En 2013, 575 diagnostics de contamination par le virus du sida ont été annoncés en Suisse. C’est 8% de moins que l’année précédente (voir les chiffres détaillés et les infographies publiés sur RTS Info). Donc encourageant. Voilà pourquoi la campagne interpelle «les personnes qui se promettent à elles-mêmes d’incarner les principes du manifeste». Comment? Anonymement, en donnant leur accord sur le site lovelife.ch. Concrètement, «elles peuvent s’investir publiquement pour un comportement sexuel responsable, ensuite partager cette promesse sur les réseaux sociaux et même commander, à titre gratuit, un anneau rose Love Life.

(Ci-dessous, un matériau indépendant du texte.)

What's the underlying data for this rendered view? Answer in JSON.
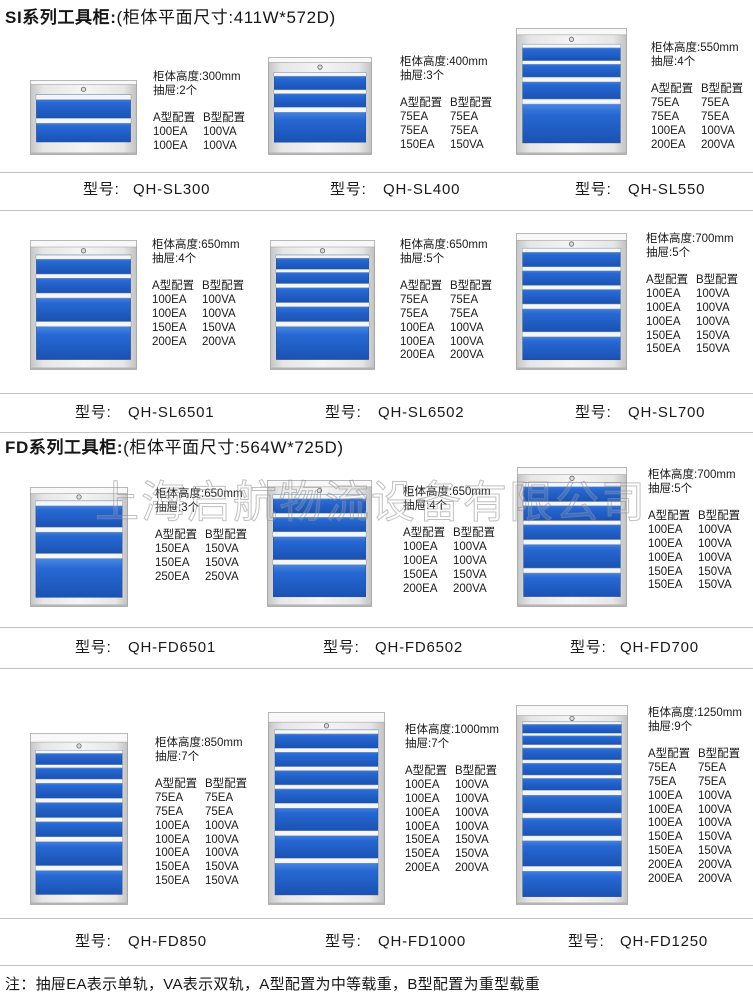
{
  "series": [
    {
      "title": "SI系列工具柜:",
      "size_note": "(柜体平面尺寸:411W*572D)",
      "products": [
        {
          "height_label": "柜体高度:300mm",
          "drawers_label": "抽屉:2个",
          "config_header": {
            "a": "A型配置",
            "b": "B型配置"
          },
          "configs": [
            {
              "a": "100EA",
              "b": "100VA"
            },
            {
              "a": "100EA",
              "b": "100VA"
            }
          ],
          "model_label": "型号:",
          "model": "QH-SL300"
        },
        {
          "height_label": "柜体高度:400mm",
          "drawers_label": "抽屉:3个",
          "config_header": {
            "a": "A型配置",
            "b": "B型配置"
          },
          "configs": [
            {
              "a": "75EA",
              "b": "75EA"
            },
            {
              "a": "75EA",
              "b": "75EA"
            },
            {
              "a": "150EA",
              "b": "150VA"
            }
          ],
          "model_label": "型号:",
          "model": "QH-SL400"
        },
        {
          "height_label": "柜体高度:550mm",
          "drawers_label": "抽屉:4个",
          "config_header": {
            "a": "A型配置",
            "b": "B型配置"
          },
          "configs": [
            {
              "a": "75EA",
              "b": "75EA"
            },
            {
              "a": "75EA",
              "b": "75EA"
            },
            {
              "a": "100EA",
              "b": "100VA"
            },
            {
              "a": "200EA",
              "b": "200VA"
            }
          ],
          "model_label": "型号:",
          "model": "QH-SL550"
        },
        {
          "height_label": "柜体高度:650mm",
          "drawers_label": "抽屉:4个",
          "config_header": {
            "a": "A型配置",
            "b": "B型配置"
          },
          "configs": [
            {
              "a": "100EA",
              "b": "100VA"
            },
            {
              "a": "100EA",
              "b": "100VA"
            },
            {
              "a": "150EA",
              "b": "150VA"
            },
            {
              "a": "200EA",
              "b": "200VA"
            }
          ],
          "model_label": "型号:",
          "model": "QH-SL6501"
        },
        {
          "height_label": "柜体高度:650mm",
          "drawers_label": "抽屉:5个",
          "config_header": {
            "a": "A型配置",
            "b": "B型配置"
          },
          "configs": [
            {
              "a": "75EA",
              "b": "75EA"
            },
            {
              "a": "75EA",
              "b": "75EA"
            },
            {
              "a": "100EA",
              "b": "100VA"
            },
            {
              "a": "100EA",
              "b": "100VA"
            },
            {
              "a": "200EA",
              "b": "200VA"
            }
          ],
          "model_label": "型号:",
          "model": "QH-SL6502"
        },
        {
          "height_label": "柜体高度:700mm",
          "drawers_label": "抽屉:5个",
          "config_header": {
            "a": "A型配置",
            "b": "B型配置"
          },
          "configs": [
            {
              "a": "100EA",
              "b": "100VA"
            },
            {
              "a": "100EA",
              "b": "100VA"
            },
            {
              "a": "100EA",
              "b": "100VA"
            },
            {
              "a": "150EA",
              "b": "150VA"
            },
            {
              "a": "150EA",
              "b": "150VA"
            }
          ],
          "model_label": "型号:",
          "model": "QH-SL700"
        }
      ]
    },
    {
      "title": "FD系列工具柜:",
      "size_note": "(柜体平面尺寸:564W*725D)",
      "products": [
        {
          "height_label": "柜体高度:650mm",
          "drawers_label": "抽屉:3个",
          "config_header": {
            "a": "A型配置",
            "b": "B型配置"
          },
          "configs": [
            {
              "a": "150EA",
              "b": "150VA"
            },
            {
              "a": "150EA",
              "b": "150VA"
            },
            {
              "a": "250EA",
              "b": "250VA"
            }
          ],
          "model_label": "型号:",
          "model": "QH-FD6501"
        },
        {
          "height_label": "柜体高度:650mm",
          "drawers_label": "抽屉:4个",
          "config_header": {
            "a": "A型配置",
            "b": "B型配置"
          },
          "configs": [
            {
              "a": "100EA",
              "b": "100VA"
            },
            {
              "a": "100EA",
              "b": "100VA"
            },
            {
              "a": "150EA",
              "b": "150VA"
            },
            {
              "a": "200EA",
              "b": "200VA"
            }
          ],
          "model_label": "型号:",
          "model": "QH-FD6502"
        },
        {
          "height_label": "柜体高度:700mm",
          "drawers_label": "抽屉:5个",
          "config_header": {
            "a": "A型配置",
            "b": "B型配置"
          },
          "configs": [
            {
              "a": "100EA",
              "b": "100VA"
            },
            {
              "a": "100EA",
              "b": "100VA"
            },
            {
              "a": "100EA",
              "b": "100VA"
            },
            {
              "a": "150EA",
              "b": "150VA"
            },
            {
              "a": "150EA",
              "b": "150VA"
            }
          ],
          "model_label": "型号:",
          "model": "QH-FD700"
        },
        {
          "height_label": "柜体高度:850mm",
          "drawers_label": "抽屉:7个",
          "config_header": {
            "a": "A型配置",
            "b": "B型配置"
          },
          "configs": [
            {
              "a": "75EA",
              "b": "75EA"
            },
            {
              "a": "75EA",
              "b": "75EA"
            },
            {
              "a": "100EA",
              "b": "100VA"
            },
            {
              "a": "100EA",
              "b": "100VA"
            },
            {
              "a": "100EA",
              "b": "100VA"
            },
            {
              "a": "150EA",
              "b": "150VA"
            },
            {
              "a": "150EA",
              "b": "150VA"
            }
          ],
          "model_label": "型号:",
          "model": "QH-FD850"
        },
        {
          "height_label": "柜体高度:1000mm",
          "drawers_label": "抽屉:7个",
          "config_header": {
            "a": "A型配置",
            "b": "B型配置"
          },
          "configs": [
            {
              "a": "100EA",
              "b": "100VA"
            },
            {
              "a": "100EA",
              "b": "100VA"
            },
            {
              "a": "100EA",
              "b": "100VA"
            },
            {
              "a": "100EA",
              "b": "100VA"
            },
            {
              "a": "150EA",
              "b": "150VA"
            },
            {
              "a": "150EA",
              "b": "150VA"
            },
            {
              "a": "200EA",
              "b": "200VA"
            }
          ],
          "model_label": "型号:",
          "model": "QH-FD1000"
        },
        {
          "height_label": "柜体高度:1250mm",
          "drawers_label": "抽屉:9个",
          "config_header": {
            "a": "A型配置",
            "b": "B型配置"
          },
          "configs": [
            {
              "a": "75EA",
              "b": "75EA"
            },
            {
              "a": "75EA",
              "b": "75EA"
            },
            {
              "a": "100EA",
              "b": "100VA"
            },
            {
              "a": "100EA",
              "b": "100VA"
            },
            {
              "a": "100EA",
              "b": "100VA"
            },
            {
              "a": "150EA",
              "b": "150VA"
            },
            {
              "a": "150EA",
              "b": "150VA"
            },
            {
              "a": "200EA",
              "b": "200VA"
            },
            {
              "a": "200EA",
              "b": "200VA"
            }
          ],
          "model_label": "型号:",
          "model": "QH-FD1250"
        }
      ]
    }
  ],
  "watermark": "上海启航物流设备有限公司",
  "footnote": "注：抽屉EA表示单轨，VA表示双轨，A型配置为中等载重，B型配置为重型载重",
  "colors": {
    "drawer_blue": "#2768d3",
    "drawer_blue_dark": "#1a52b3",
    "cabinet_gray": "#e6e6e6"
  }
}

En le portant, elles signalent leur participation à la campagne.»

A quand une campagne «sans porno»?

Mais ce qui devait bien arriver arriva. «A quand une campagne antisida sans porno?» demandent LesObservateurs.ch, pour lesquels «la lutte contre le VIH semble être devenue, depuis dix ans, le prétexte à tout un étalage de chair sur la place publique. Comme si l’invitation à la prudence ne pouvait s’accompagner que d’une succession d’incitations à la débauche… Multipliez les situations à risque mais continuez à vous comporter comme de bons petits Suisses triplement assurés.»

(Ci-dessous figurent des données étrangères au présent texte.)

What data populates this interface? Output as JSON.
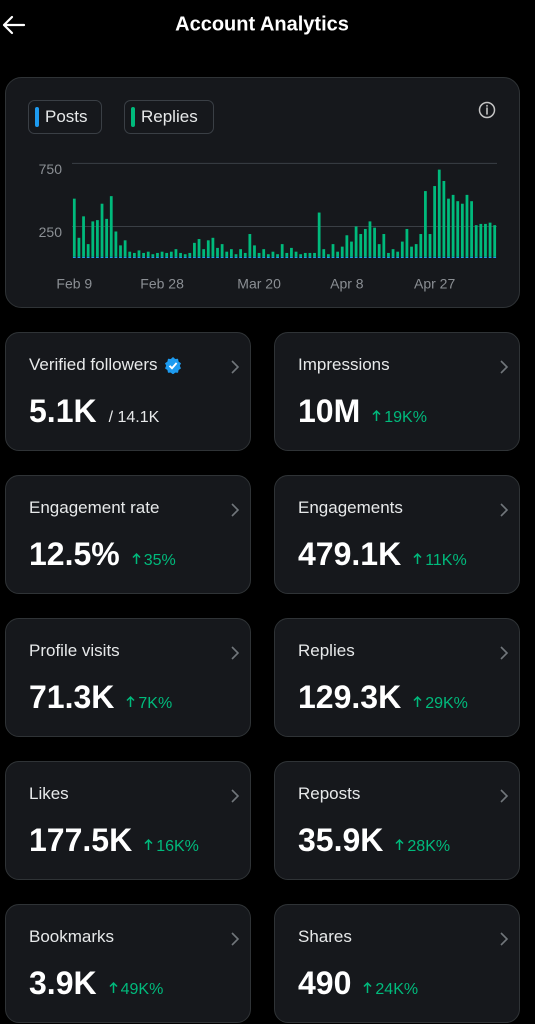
{
  "header": {
    "title": "Account Analytics"
  },
  "chart_data": {
    "type": "bar",
    "categories": [
      "Feb 9",
      null,
      null,
      null,
      null,
      null,
      null,
      null,
      null,
      null,
      null,
      null,
      null,
      null,
      null,
      null,
      null,
      null,
      null,
      "Feb 28",
      null,
      null,
      null,
      null,
      null,
      null,
      null,
      null,
      null,
      null,
      null,
      null,
      null,
      null,
      null,
      null,
      null,
      null,
      null,
      null,
      "Mar 20",
      null,
      null,
      null,
      null,
      null,
      null,
      null,
      null,
      null,
      null,
      null,
      null,
      null,
      null,
      null,
      null,
      null,
      null,
      "Apr 8",
      null,
      null,
      null,
      null,
      null,
      null,
      null,
      null,
      null,
      null,
      null,
      null,
      null,
      null,
      null,
      null,
      null,
      null,
      "Apr 27",
      null,
      null,
      null,
      null,
      null,
      null,
      null,
      null,
      null,
      null,
      null,
      null,
      null
    ],
    "series": [
      {
        "name": "Posts",
        "color": "#1d9bf0",
        "values": [
          10,
          10,
          10,
          10,
          10,
          10,
          10,
          10,
          10,
          10,
          10,
          10,
          10,
          10,
          10,
          10,
          10,
          10,
          10,
          10,
          10,
          10,
          10,
          10,
          10,
          10,
          10,
          10,
          10,
          10,
          10,
          10,
          10,
          10,
          10,
          10,
          10,
          10,
          10,
          10,
          10,
          10,
          10,
          10,
          10,
          10,
          10,
          10,
          10,
          10,
          10,
          10,
          10,
          10,
          10,
          10,
          10,
          10,
          10,
          10,
          10,
          10,
          10,
          10,
          10,
          10,
          10,
          10,
          10,
          10,
          10,
          10,
          10,
          10,
          10,
          10,
          10,
          10,
          10,
          10,
          10,
          10,
          10,
          10,
          10,
          10,
          10,
          10,
          10,
          10,
          10,
          10
        ]
      },
      {
        "name": "Replies",
        "color": "#00ba7c",
        "values": [
          460,
          150,
          320,
          100,
          280,
          290,
          420,
          300,
          480,
          200,
          90,
          130,
          40,
          30,
          50,
          30,
          40,
          20,
          30,
          40,
          30,
          40,
          60,
          30,
          20,
          30,
          110,
          140,
          60,
          130,
          150,
          70,
          100,
          40,
          60,
          20,
          60,
          30,
          180,
          90,
          30,
          60,
          20,
          40,
          20,
          100,
          30,
          70,
          40,
          20,
          30,
          30,
          30,
          350,
          60,
          20,
          100,
          40,
          80,
          170,
          120,
          240,
          180,
          220,
          280,
          230,
          100,
          180,
          30,
          60,
          40,
          120,
          220,
          80,
          100,
          180,
          520,
          180,
          560,
          690,
          600,
          460,
          490,
          440,
          420,
          490,
          440,
          250,
          260,
          260,
          270,
          250
        ]
      }
    ],
    "stacked": true,
    "ylim": [
      0,
      800
    ],
    "yticks": [
      250,
      750
    ],
    "grid": true
  },
  "metrics": [
    {
      "label": "Verified followers",
      "value": "5.1K",
      "total": "/ 14.1K",
      "verified": true
    },
    {
      "label": "Impressions",
      "value": "10M",
      "change": "19K%"
    },
    {
      "label": "Engagement rate",
      "value": "12.5%",
      "change": "35%"
    },
    {
      "label": "Engagements",
      "value": "479.1K",
      "change": "11K%"
    },
    {
      "label": "Profile visits",
      "value": "71.3K",
      "change": "7K%"
    },
    {
      "label": "Replies",
      "value": "129.3K",
      "change": "29K%"
    },
    {
      "label": "Likes",
      "value": "177.5K",
      "change": "16K%"
    },
    {
      "label": "Reposts",
      "value": "35.9K",
      "change": "28K%"
    },
    {
      "label": "Bookmarks",
      "value": "3.9K",
      "change": "49K%"
    },
    {
      "label": "Shares",
      "value": "490",
      "change": "24K%"
    }
  ]
}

Et de poursuivre: «Une campagne de prévention digne de ce nom porterait le message préventif bien en amont. Bref, ça coûte cher et on se demande à quoi ça sert, sinon à mettre en scène toute une galerie de comportements sexuels plus divergents les uns que les autres à rang d’égalité avec ce que jadis on appelait… l’amour. […] Où l’on s’aperçoit que ces campagnes n’ont rien fait contre les infections, qui doivent tout aux progrès de la médecine. […] 10 millions à économiser! Sensibles s’abstenir.»

Devenez le vecteur!

N’en déplaise au contradicteur, c’est en fait dans l’interaction proposée que réside la véritable innovation de la campagne nationale. Un casting est en effet «organisé sur le site pour trouver des personnes ou des couples dont la conception originale d’une sexualité responsable pourrait être matérialisée de manière artistique sur des affiches». Ce, compte tenu du fait qu’un sondage a montré que beaucoup de gens avaient «des regrets au sujet de leur vie sexuelle», comme de ne pas avoir utilisé de préservatif, par exemple.

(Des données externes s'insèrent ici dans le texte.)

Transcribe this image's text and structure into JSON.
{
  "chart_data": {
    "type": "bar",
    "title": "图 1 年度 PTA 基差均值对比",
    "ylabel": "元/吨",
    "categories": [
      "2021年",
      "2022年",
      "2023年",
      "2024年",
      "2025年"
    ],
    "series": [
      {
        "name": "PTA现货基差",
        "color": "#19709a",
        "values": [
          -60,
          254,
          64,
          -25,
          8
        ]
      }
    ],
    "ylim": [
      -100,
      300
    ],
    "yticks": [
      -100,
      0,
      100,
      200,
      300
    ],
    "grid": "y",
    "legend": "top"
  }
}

Le message? Soyez un des futurs protagonistes de la campagne d’affichage «mêlant sensualité et authenticité»! Le but étant «de pousser la population active sexuellement – près de 90% des personnes âgées de 18 à 60 ans – à devenir acteurs et vecteurs du message», précise 24 heures. Ce qui fait beaucoup plus débat en Suisse alémanique, à l’instar du titre du Blick: «So viel Sex wie nie zuvor» – «Du sexe comme jamais auparavant».

Les remords des Suisses

Le Huffington Post n’a pas été insensible à la démarche, lui qui explique que «même si le sida cède du terrain cette année en Suisse, la mobilisation pour sensibiliser la population se poursuit. La campagne de prévention «Love Life» […] revient en 2014 avec un tout nouveau spot, plutôt provocateur.» Et d’approuver la méthode: «Quoi de mieux que d’évoquer les regrets pour faire peser tout le poids de cette responsabilité? […] L’OFSP a donc décidé de réaliser un sondage sur les remords de 1000 Suisses et Suissesses en partenariat avec l’institut d’études GFK

Et les résultats de l’enquête sont «édifiants» pour le quotidien en ligne français: «Plus d’une personne sur trois regrette quelque chose dans sa vie sexuelle tandis qu’une personne sur dix a reconnu avoir eu des relations sexuelles non protégées avec un partenaire dont elle ignorait le statut VIH au cours des douze derniers mois. Voilà pourquoi les regrets sont au cœur de la nouvelle campagne».

En 1987…

D’ailleurs, quelle évolution depuis la première campagne nationale, que rappelle l’OFSP – on y croit à peine! Lors du journal télévisé suisse allemand du 3 février 1987, Charles Clerc présente en direct le «mode d’emploi» du préservatif. De cette «petite chose», disait-il.

Mais c’était le début d’une nouvelle ère, où il fallait montrer «de manière exemplaire l’entrée didactique dans une campagne qui visait un changement de comportement sans recourir au bâton de la morale et au doigt de l’accusation».

C’était il y a à peine plus d’un quart de siècle.